The Brute Force Approach involves iterating over all possible subarrays of the given array. For each subarray, find the maximum and minimum elements, and calculate the difference. Sum all these differences to get the final answer. While this approach is simple, it is not efficient for larger arrays due to its quadratic time complexity.
Time Complexity: O(n^2), where n is the length of the array, due to the nested loop structure.
Space Complexity: O(1), no extra data structures are used apart from loop variables.
1#include <iostream>
2#include <vector>
3#include <limits.h>
4
5using namespace std;
6
7int subArrayRanges(vector<int>& nums) {
8 int sum = 0;
9 int n = nums.size();
10 for (int i = 0; i < n; i++) {
11 int minVal = INT_MAX;
12 int maxVal = INT_MIN;
13 for (int j = i; j < n; j++) {
14 maxVal = max(maxVal, nums[j]);
15 minVal = min(minVal, nums[j]);
16 sum += (maxVal - minVal);
17 }
18 }
19 return sum;
20}
21
22int main() {
23 vector<int> nums = {1, 2, 3};
24 cout << subArrayRanges(nums) << endl;
25 return 0;
26}Similar to the C solution, this C++ implementation uses nested loops to determine the maximum and minimum of each subarray, using STL functions to simplify the calculation. The subarray range is computed for every possible subarray and accumulated into the sum.
The Monotonic Stack Approach optimizes the calculation by focusing on the contribution of each element as a maximum or minimum in various subarrays. By using two stacks, the solution efficiently determines the range extend of each number within the subarray, deriving the number of subarrays it could be the maximum or minimum of.
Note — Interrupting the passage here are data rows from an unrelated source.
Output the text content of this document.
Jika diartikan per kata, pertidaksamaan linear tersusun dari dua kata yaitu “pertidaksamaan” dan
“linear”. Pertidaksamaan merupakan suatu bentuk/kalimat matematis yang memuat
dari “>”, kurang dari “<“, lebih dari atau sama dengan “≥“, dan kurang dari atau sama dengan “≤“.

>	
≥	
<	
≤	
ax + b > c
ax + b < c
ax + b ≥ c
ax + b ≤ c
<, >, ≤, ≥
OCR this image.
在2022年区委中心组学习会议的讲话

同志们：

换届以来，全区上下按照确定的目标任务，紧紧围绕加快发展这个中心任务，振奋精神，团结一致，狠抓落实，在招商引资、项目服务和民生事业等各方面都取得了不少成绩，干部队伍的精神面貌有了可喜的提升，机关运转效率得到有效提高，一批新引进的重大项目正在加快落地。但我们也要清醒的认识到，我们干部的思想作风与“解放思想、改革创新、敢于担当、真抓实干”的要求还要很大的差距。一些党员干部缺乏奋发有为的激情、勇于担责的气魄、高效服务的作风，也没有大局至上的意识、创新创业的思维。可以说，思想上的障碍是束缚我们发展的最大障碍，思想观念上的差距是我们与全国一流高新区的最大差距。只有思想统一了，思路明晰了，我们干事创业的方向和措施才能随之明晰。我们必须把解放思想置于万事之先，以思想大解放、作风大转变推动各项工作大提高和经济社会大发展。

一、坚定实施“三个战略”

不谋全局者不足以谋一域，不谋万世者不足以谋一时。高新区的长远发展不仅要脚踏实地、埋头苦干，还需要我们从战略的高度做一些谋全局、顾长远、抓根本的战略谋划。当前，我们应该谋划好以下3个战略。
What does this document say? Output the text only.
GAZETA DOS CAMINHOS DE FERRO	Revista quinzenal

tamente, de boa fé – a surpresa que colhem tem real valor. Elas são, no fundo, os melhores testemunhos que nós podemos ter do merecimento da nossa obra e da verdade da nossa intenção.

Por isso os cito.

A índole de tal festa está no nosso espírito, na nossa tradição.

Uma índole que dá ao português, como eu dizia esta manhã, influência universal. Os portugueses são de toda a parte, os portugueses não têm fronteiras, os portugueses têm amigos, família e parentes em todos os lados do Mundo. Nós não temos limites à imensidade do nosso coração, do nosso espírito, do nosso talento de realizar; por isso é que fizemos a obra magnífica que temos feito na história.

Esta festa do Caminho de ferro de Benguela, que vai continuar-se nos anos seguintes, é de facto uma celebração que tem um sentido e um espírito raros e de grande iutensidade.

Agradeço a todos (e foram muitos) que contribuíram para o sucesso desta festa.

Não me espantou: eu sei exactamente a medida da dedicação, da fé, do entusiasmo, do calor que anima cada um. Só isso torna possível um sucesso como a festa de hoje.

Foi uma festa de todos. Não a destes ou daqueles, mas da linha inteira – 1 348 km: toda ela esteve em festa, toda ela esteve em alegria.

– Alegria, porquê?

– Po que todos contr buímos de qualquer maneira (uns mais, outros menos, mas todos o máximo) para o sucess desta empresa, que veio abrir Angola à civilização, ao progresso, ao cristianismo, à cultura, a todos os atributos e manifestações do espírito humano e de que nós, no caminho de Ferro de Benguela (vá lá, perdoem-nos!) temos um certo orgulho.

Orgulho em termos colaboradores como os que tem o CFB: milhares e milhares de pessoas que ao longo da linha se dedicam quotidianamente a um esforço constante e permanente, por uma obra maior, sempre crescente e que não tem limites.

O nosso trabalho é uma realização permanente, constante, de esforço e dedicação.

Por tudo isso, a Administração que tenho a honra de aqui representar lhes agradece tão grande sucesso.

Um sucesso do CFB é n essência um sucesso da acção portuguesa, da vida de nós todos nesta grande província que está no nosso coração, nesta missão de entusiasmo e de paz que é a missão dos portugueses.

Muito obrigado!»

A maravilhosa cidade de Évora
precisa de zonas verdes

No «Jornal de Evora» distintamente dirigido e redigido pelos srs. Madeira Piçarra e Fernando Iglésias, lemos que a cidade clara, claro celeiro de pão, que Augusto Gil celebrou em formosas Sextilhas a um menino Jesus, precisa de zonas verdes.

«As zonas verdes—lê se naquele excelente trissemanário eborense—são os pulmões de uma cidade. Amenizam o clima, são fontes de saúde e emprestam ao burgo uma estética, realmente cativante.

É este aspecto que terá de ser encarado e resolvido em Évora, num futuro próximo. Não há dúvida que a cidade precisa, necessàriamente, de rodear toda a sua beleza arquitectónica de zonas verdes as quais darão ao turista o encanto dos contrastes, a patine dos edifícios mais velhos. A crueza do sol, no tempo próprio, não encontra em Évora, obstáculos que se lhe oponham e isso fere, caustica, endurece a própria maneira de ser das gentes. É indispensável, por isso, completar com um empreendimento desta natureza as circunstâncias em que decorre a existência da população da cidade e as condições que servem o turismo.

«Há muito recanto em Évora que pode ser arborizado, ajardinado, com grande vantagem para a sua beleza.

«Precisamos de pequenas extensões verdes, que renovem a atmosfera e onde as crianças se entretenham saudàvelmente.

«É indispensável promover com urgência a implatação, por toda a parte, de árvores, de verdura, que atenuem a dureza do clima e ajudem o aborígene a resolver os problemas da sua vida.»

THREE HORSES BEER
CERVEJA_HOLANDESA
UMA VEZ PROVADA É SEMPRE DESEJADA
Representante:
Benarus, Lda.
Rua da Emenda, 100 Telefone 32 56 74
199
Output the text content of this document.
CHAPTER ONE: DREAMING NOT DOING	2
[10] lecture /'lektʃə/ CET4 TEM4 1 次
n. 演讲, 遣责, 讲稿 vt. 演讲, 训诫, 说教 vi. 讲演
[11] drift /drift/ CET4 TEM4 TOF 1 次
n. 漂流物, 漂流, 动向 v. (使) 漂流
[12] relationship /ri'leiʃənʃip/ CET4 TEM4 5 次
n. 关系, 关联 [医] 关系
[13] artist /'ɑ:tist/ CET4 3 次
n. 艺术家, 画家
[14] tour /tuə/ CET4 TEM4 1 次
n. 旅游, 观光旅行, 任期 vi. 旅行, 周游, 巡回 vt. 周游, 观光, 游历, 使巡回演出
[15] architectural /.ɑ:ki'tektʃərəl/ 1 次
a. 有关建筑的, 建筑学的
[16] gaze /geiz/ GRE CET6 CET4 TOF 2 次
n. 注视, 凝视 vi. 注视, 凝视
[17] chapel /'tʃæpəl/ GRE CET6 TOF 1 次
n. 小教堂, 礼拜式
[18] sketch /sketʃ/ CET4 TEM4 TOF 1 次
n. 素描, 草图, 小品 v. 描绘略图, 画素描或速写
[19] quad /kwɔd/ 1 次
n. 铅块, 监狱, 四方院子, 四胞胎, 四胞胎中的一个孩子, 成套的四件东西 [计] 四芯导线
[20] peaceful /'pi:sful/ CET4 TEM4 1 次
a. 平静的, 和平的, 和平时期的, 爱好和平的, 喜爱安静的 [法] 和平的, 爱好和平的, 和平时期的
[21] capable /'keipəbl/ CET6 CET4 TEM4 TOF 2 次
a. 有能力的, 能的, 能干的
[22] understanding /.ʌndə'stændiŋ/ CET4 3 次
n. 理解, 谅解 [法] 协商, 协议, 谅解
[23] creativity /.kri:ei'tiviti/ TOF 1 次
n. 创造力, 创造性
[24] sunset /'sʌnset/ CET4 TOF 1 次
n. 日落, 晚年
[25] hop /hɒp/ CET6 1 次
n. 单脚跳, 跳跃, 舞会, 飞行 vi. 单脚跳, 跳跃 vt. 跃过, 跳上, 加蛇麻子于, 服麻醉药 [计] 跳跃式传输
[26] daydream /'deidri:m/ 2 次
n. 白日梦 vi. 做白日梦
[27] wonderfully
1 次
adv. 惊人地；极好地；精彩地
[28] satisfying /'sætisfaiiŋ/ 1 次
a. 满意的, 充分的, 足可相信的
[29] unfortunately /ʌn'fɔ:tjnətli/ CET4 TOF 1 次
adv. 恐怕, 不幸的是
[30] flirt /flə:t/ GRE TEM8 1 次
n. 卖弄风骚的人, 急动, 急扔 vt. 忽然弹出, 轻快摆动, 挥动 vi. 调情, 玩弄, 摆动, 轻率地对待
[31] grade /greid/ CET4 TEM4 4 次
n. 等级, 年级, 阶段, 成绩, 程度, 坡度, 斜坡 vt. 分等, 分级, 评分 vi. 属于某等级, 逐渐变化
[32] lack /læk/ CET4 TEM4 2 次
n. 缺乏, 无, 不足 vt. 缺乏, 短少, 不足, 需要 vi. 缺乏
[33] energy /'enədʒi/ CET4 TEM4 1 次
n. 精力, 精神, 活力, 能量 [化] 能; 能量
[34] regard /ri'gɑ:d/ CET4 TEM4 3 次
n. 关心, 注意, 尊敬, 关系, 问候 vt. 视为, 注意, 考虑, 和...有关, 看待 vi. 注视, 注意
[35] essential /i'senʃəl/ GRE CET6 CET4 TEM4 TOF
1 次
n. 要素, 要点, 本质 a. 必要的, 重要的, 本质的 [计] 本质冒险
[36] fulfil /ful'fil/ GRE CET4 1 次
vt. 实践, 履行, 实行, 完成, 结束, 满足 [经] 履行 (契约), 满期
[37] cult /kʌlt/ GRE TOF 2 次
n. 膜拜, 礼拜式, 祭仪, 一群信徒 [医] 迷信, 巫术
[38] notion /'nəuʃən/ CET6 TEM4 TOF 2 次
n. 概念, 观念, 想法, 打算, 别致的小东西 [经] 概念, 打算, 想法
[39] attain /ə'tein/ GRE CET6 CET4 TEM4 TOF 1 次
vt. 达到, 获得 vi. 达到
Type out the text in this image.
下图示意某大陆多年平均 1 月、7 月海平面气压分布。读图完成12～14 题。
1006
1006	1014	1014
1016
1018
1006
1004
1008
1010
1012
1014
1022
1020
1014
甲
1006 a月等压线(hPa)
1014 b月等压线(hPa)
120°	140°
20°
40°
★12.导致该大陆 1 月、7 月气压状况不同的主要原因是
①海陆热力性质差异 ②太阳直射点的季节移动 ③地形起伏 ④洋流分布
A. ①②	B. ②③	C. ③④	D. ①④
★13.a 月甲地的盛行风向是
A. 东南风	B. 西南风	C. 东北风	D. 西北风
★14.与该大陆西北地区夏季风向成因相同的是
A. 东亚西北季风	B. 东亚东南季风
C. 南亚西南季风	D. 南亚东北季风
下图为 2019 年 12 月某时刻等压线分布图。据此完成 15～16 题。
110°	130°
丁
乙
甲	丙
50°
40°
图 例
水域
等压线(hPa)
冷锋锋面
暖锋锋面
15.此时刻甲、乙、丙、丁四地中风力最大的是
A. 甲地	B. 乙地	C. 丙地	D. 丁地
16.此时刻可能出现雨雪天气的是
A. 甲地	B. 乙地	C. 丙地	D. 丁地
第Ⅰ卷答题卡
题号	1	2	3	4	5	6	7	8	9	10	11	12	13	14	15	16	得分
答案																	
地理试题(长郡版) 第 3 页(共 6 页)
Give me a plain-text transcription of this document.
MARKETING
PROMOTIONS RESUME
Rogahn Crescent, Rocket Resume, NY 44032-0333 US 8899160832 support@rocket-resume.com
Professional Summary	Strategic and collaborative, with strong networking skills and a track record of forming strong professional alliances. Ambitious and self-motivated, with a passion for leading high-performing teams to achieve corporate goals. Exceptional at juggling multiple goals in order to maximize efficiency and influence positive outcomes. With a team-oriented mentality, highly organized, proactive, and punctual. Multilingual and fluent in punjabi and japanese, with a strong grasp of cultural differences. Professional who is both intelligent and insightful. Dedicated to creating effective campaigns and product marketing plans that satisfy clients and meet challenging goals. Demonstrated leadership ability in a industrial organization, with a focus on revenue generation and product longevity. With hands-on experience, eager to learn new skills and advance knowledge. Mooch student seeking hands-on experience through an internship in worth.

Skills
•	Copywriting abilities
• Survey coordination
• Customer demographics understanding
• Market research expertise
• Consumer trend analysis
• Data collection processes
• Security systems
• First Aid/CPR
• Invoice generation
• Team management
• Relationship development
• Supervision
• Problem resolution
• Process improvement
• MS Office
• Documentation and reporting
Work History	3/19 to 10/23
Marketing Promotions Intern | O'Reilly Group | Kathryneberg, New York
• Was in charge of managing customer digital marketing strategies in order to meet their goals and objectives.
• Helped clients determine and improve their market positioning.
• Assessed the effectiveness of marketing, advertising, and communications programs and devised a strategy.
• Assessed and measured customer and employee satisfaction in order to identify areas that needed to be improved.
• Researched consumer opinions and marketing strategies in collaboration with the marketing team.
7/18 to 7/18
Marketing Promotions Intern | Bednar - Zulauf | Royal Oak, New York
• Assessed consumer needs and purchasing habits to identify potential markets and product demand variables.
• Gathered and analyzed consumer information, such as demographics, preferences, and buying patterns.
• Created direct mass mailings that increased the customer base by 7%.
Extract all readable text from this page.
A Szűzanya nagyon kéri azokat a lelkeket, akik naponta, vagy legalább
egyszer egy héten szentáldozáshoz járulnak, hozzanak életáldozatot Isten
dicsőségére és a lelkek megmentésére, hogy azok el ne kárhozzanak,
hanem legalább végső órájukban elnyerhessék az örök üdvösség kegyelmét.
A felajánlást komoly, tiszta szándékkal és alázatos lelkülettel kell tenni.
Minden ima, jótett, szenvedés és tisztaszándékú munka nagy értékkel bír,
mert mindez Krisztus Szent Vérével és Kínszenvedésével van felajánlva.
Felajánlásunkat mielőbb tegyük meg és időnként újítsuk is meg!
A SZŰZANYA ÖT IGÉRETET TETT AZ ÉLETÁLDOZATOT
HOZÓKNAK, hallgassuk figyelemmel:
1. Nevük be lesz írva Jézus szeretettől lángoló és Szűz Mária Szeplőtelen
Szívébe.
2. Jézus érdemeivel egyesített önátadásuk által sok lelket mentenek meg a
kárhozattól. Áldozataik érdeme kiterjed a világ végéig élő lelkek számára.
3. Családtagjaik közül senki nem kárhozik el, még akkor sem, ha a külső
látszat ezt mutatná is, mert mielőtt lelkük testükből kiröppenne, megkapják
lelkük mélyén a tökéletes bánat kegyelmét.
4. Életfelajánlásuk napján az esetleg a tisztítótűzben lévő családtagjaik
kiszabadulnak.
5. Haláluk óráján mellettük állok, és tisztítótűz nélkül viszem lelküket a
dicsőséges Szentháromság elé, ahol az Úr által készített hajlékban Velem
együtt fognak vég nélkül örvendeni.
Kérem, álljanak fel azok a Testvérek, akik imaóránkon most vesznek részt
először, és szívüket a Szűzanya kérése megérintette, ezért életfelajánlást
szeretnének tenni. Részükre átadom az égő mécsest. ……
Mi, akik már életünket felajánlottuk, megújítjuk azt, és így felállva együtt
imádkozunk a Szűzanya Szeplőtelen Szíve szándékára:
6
This optimized approach emphasizes reducing redundant calculations commonly inherent in brute force methods.
Time Complexity: O(n), regarded as linear due to the stack operations limiting the number of necessary operations to a reduced count.
Space Complexity: O(n), for storing the elements in the stack structures.
1function subArrayRanges(nums) {
2 let maxSum = 0, minSum = 0;
3 const n = nums.length;
4 const prev = new Array(n).fill(0);
5 const next = new Array(n).fill(0);
6 const stack = [];
7
8 for (let i = 0; i < n; ++i) {
9 while (stack.length && nums[stack[stack.length - 1]] > nums[i]) {
10 next[stack.pop()] = i;
11 }
12 stack.push(i);
13 }
14 while (stack.length) next[stack.pop()] = n;
15
16 for (let i = n - 1; i >= 0; --i) {
17 while (stack.length && nums[stack[stack.length - 1]] >= nums[i]) {
18 prev[stack.pop()] = i;
19 }
20 stack.push(i);
21 }
22 while (stack.length) prev[stack.pop()] = -1;
23
24 for (let i = 0; i < n; i++) {
25 minSum += (i - prev[i]) * (next[i] - i) * nums[i];
26 }
27
28 for (let i = 0; i < n; ++i) {
29 while (stack.length && nums[stack[stack.length - 1]] < nums[i]) {
30 next[stack.pop()] = i;
31 }
32 stack.push(i);
33 }
34 while (stack.length) next[stack.pop()] = n;
35
36 for (let i = n - 1; i >= 0; --i) {
37 while (stack.length && nums[stack[stack.length - 1]] <= nums[i]) {
38 prev[stack.pop()] = i;
39 }
40 stack.push(i);
41 }
42 while (stack.length) prev[stack.pop()] = -1;
43
44 for (let i = 0; i < n; i++) {
45 maxSum += (i - prev[i]) * (next[i] - i) * nums[i];
46 }
47
48 return maxSum - minSum;
49}
50
51console.log(subArrayRanges([1, 2, 3]));JavaScript's stack-oriented implementation similarly incurs necessary steps to holistically capture subarray interactivity by treating sources of empowerment as varying subarray infrastructural participants.